Читаем Об искусстве полностью

Второй синтез, ничуть не менее значительный, — в соединении во многих картинах импрессионистского моментализма с монументализмом. Это, конечно, страшно трудно. В великолепном большом «Портрете дочери» поза веселой, жизнерадостной девушки, вдруг нагнувшейся, чтобы завязать бант на башмаке, ласково, весело, живо взирающей на зрителя, передана с мимолетностью почти японской. Это всегда бывает несколько рискованно, потому что на картине поза эта остается все время одной и той же, и если вы будете смотреть на нес полчаса (а она стоит того — картина такая, что невольно зовет полюбоваться собою), то поза может показаться натянутой, смех, мимолетный и искрящийся, может показаться гримасой. Ничего подобного нет у Кончаловского. Остановленный, завороженный миг так могуче утверждает себя в каждую единицу времени вашего внимания, что только вновь и вновь вест на вас с полотна той же молодой жизнерадостностью.

То же можно сказать и о картине «Новгородцы». Жесты как бы моментально сфотографированы, почти кинематографично; остановленный фильм — ведь это плохо? А между тем картина явно претендует на монументальность и достигает ее, она не производит ни впечатления застывшей, ни впечатления мелко взятой; так характерно выбраны эти жесты рук, эти позы, эти выражения лиц. Синтез жизненности в ее полноте и монументальности, ее покое, это — трудный синтез. Он теперь удается Кончаловскому.

Третий синтез лежит в плоскости поэтического творчества Кончаловского. Все его картины поэтичны, в них масса настроения. И не только в упомянутых мною картинах, изображающих людей, но и в пейзажах. Итальянские пейзажи все чрезвычайно значительны[170]

Каждый из них насыщен своим музыкальным настроением. В Европе Кончаловский выставил только эту серию картин, и тем не менее успех его был там велик, и я не удивляюсь этому. Я не удивляюсь, что по поводу великолепно вылепленного, такого стихийно изящного, такого мощно и вольно элегантного скалистого берега французская критика говорила о новом и помолодевшем Курбе. Это — высокая похвала. Еще более насыщен задумчивостью и жизненностью «Новгород» Кончаловского. На нем лежит не только тишина захолустья, поглотившего великую историю, но и какая–то не передаваемая словами многозначительность. Здания — настоящие живые существа. Может быть, отчасти этого достигли великие зодчие, инстинктивно их возводившие, но это открыл для нас вновь Кончаловский своей кистью. Оки необычайно органичны, эти здания, они не похожи ни на человека, ни на какое другое существо, но они живут, они думают, они спят и видят какие–то сны. Соединить большую насыщенность настроения (Slim–mung) и остаться настоящим и подлинным живописцем, для которого краски, формы и их комбинации — все, это еще не так трудно. Мы знаем многих мастеров подобного пейзажа и можем радоваться только тому, что Кончаловский легко поднялся до вершины этого творчества. Но это трудно в больших композициях с людьми.

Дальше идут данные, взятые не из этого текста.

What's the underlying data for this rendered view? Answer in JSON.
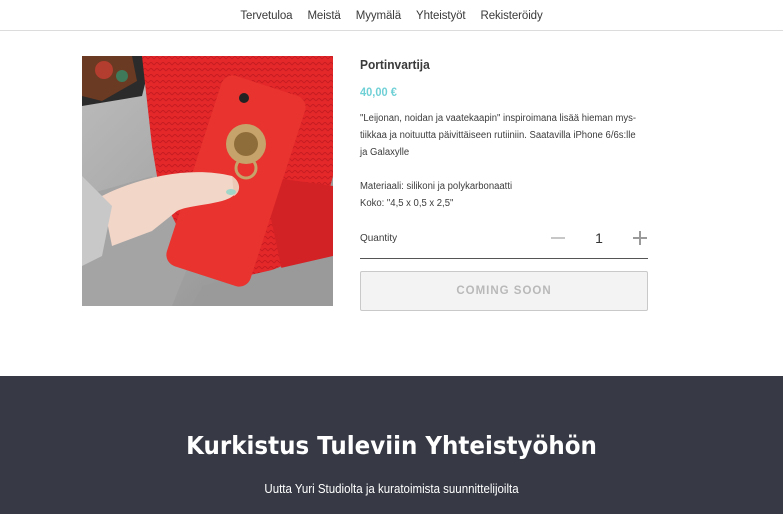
{
  "nav": {
    "items": [
      "Tervetuloa",
      "Meistä",
      "Myymälä",
      "Yhteistyöt",
      "Rekisteröidy"
    ]
  },
  "product": {
    "image_icon": "product-photo-red-phone-case-lion-ring",
    "title": "Portinvartija",
    "price": "40,00 €",
    "price_color": "#6fd0d6",
    "description_lines": [
      "\"Leijonan, noidan ja vaatekaapin\" inspiroimana lisää hieman mys-",
      "tiikkaa ja noituutta päivittäiseen rutiiniin. Saatavilla iPhone 6/6s:lle",
      "ja Galaxylle"
    ],
    "spec_lines": [
      "Materiaali: silikoni ja polykarbonaatti",
      "Koko: \"4,5 x 0,5 x 2,5\""
    ],
    "quantity_label": "Quantity",
    "quantity_value": "1",
    "button_label": "COMING SOON"
  },
  "footer": {
    "background": "#373a45",
    "title": "Kurkistus Tuleviin Yhteistyöhön",
    "subtitle": "Uutta Yuri Studiolta ja kuratoimista suunnittelijoilta"
  }
}
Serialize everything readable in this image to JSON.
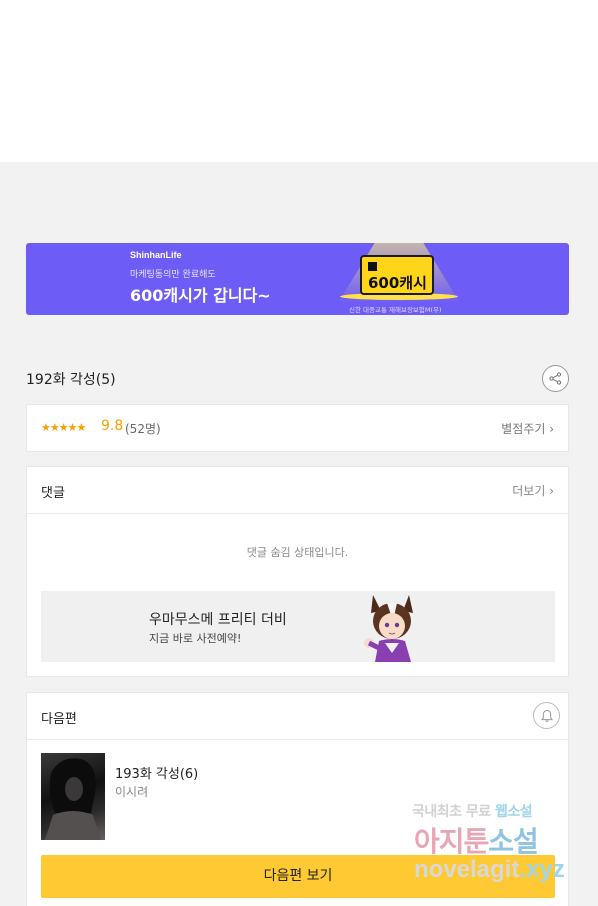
{
  "ad": {
    "brand": "ShinhanLife",
    "sub": "마케팅동의만 완료해도",
    "main": "600캐시가 갑니다~",
    "card_text": "600캐시",
    "fine": "신한 대중교통 재해보장보험M(무)",
    "accent_color": "#6e5cf7"
  },
  "episode": {
    "title": "192화 각성(5)"
  },
  "rating": {
    "stars": "★★★★★",
    "score": "9.8",
    "count": "(52명)",
    "rate_link": "별점주기 ›"
  },
  "comments": {
    "title": "댓글",
    "more_link": "더보기 ›",
    "hidden_message": "댓글 숨김 상태입니다."
  },
  "promo": {
    "title": "우마무스메 프리티 더비",
    "subtitle": "지금 바로 사전예약!"
  },
  "next_episode": {
    "header": "다음편",
    "title": "193화 각성(6)",
    "author": "이시려",
    "button_label": "다음편 보기"
  },
  "watermark": {
    "line1_a": "국내최초 무료 ",
    "line1_b": "웹소설",
    "line2_a": "아지툰",
    "line2_b": "소설",
    "line3_a": "novelagit",
    "line3_b": ".xyz"
  },
  "icons": {
    "share": "share-icon",
    "bell": "bell-icon"
  },
  "colors": {
    "star": "#f5a100",
    "next_button": "#ffc933"
  }
}
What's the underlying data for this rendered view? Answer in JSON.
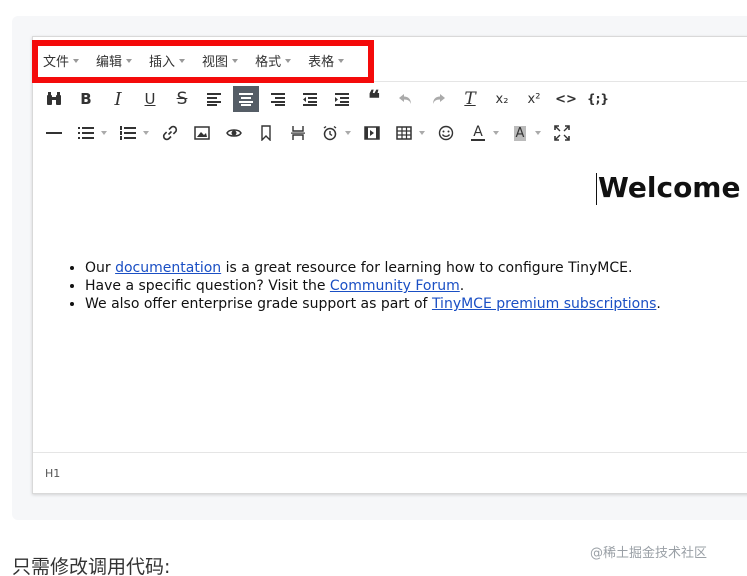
{
  "menubar": {
    "items": [
      {
        "label": "文件"
      },
      {
        "label": "编辑"
      },
      {
        "label": "插入"
      },
      {
        "label": "视图"
      },
      {
        "label": "格式"
      },
      {
        "label": "表格"
      }
    ]
  },
  "toolbar": {
    "bold": "B",
    "italic": "I",
    "underline": "U",
    "strike": "S",
    "clear_format": "T",
    "subscript": "x₂",
    "superscript": "x²",
    "code": "<>",
    "code_sample": "{;}",
    "text_color": "A",
    "bg_color": "A",
    "active_button": "align-center-button"
  },
  "content": {
    "heading": "Welcome",
    "list": [
      {
        "before": "Our ",
        "link": "documentation",
        "after": " is a great resource for learning how to configure TinyMCE."
      },
      {
        "before": "Have a specific question? Visit the ",
        "link": "Community Forum",
        "after": "."
      },
      {
        "before": "We also offer enterprise grade support as part of ",
        "link": "TinyMCE premium subscriptions",
        "after": "."
      }
    ]
  },
  "statusbar": {
    "path": "H1"
  },
  "page": {
    "caption": "只需修改调用代码:",
    "watermark": "@稀土掘金技术社区"
  },
  "colors": {
    "highlight": "#f40a0a",
    "link": "#1a4fc4",
    "active_button_bg": "#555d66"
  }
}
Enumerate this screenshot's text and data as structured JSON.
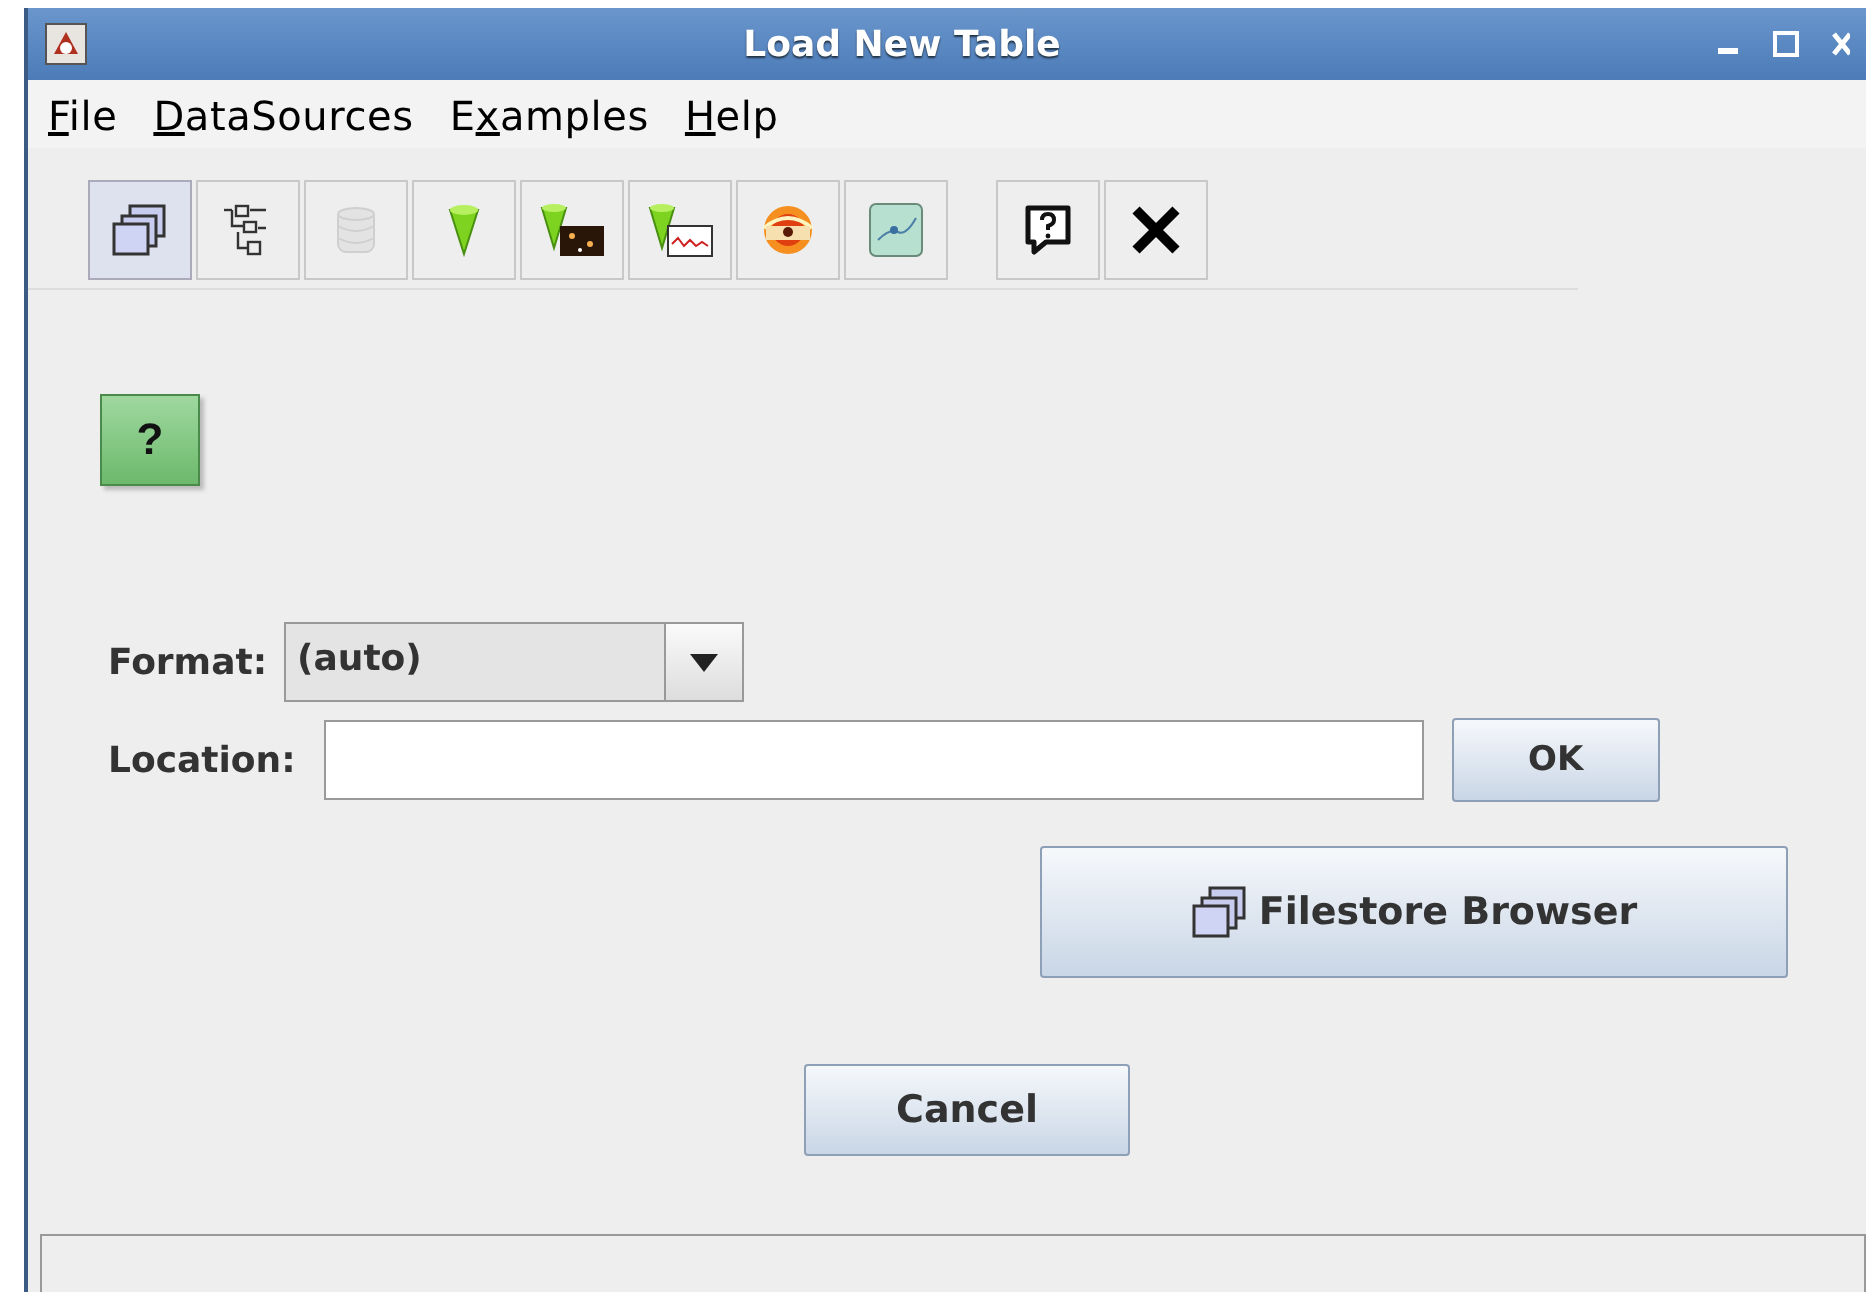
{
  "window": {
    "title": "Load New Table"
  },
  "menu": [
    {
      "key": "F",
      "after": "ile"
    },
    {
      "key": "D",
      "after": "ataSources"
    },
    {
      "before": "E",
      "key": "x",
      "after": "amples"
    },
    {
      "key": "H",
      "after": "elp"
    }
  ],
  "toolbar": [
    {
      "kind": "filestore",
      "selected": true,
      "disabled": false
    },
    {
      "kind": "hierarchy",
      "selected": false,
      "disabled": false
    },
    {
      "kind": "database",
      "selected": false,
      "disabled": true
    },
    {
      "kind": "cone",
      "selected": false,
      "disabled": false
    },
    {
      "kind": "cone-image",
      "selected": false,
      "disabled": false
    },
    {
      "kind": "cone-plot",
      "selected": false,
      "disabled": false
    },
    {
      "kind": "swirl",
      "selected": false,
      "disabled": false
    },
    {
      "kind": "map",
      "selected": false,
      "disabled": false
    },
    {
      "kind": "gap"
    },
    {
      "kind": "help",
      "selected": false,
      "disabled": false
    },
    {
      "kind": "close",
      "selected": false,
      "disabled": false
    }
  ],
  "help_button": {
    "label": "?"
  },
  "format": {
    "label": "Format:",
    "value": "(auto)"
  },
  "location": {
    "label": "Location:",
    "ok": "OK"
  },
  "filestore_button": {
    "label": "Filestore Browser"
  },
  "cancel_button": {
    "label": "Cancel"
  }
}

Я уже говорил о портрете дочери. Еще раз возвращаюсь к нему. Портрет этот представляет собою чудесную, прямо–таки толстовски–психологическую поэму. Впечатление от этой здоровой радующейся девушки сильно, как полная солнца и юности страница, посвященная Толстым молодой Наташе; но вместе с тем трактовка шелкового платья, общая композиция, многие детали представляют собою великолепные живописно–красочные достижения. Мне пришлось бы говорить о мастерах Возрождения, если бы па пути к ним не встретился Ренуар. Кончаловский этим портретом стал рядом с Ренуаром, хотя, конечно, техника у него совершенно иная. Я говорю только о соединении психологии, огромной, почти животной, непосредственной радости жизни со столь прекрасно соединяющимся в аккорд с нею «пением» красок.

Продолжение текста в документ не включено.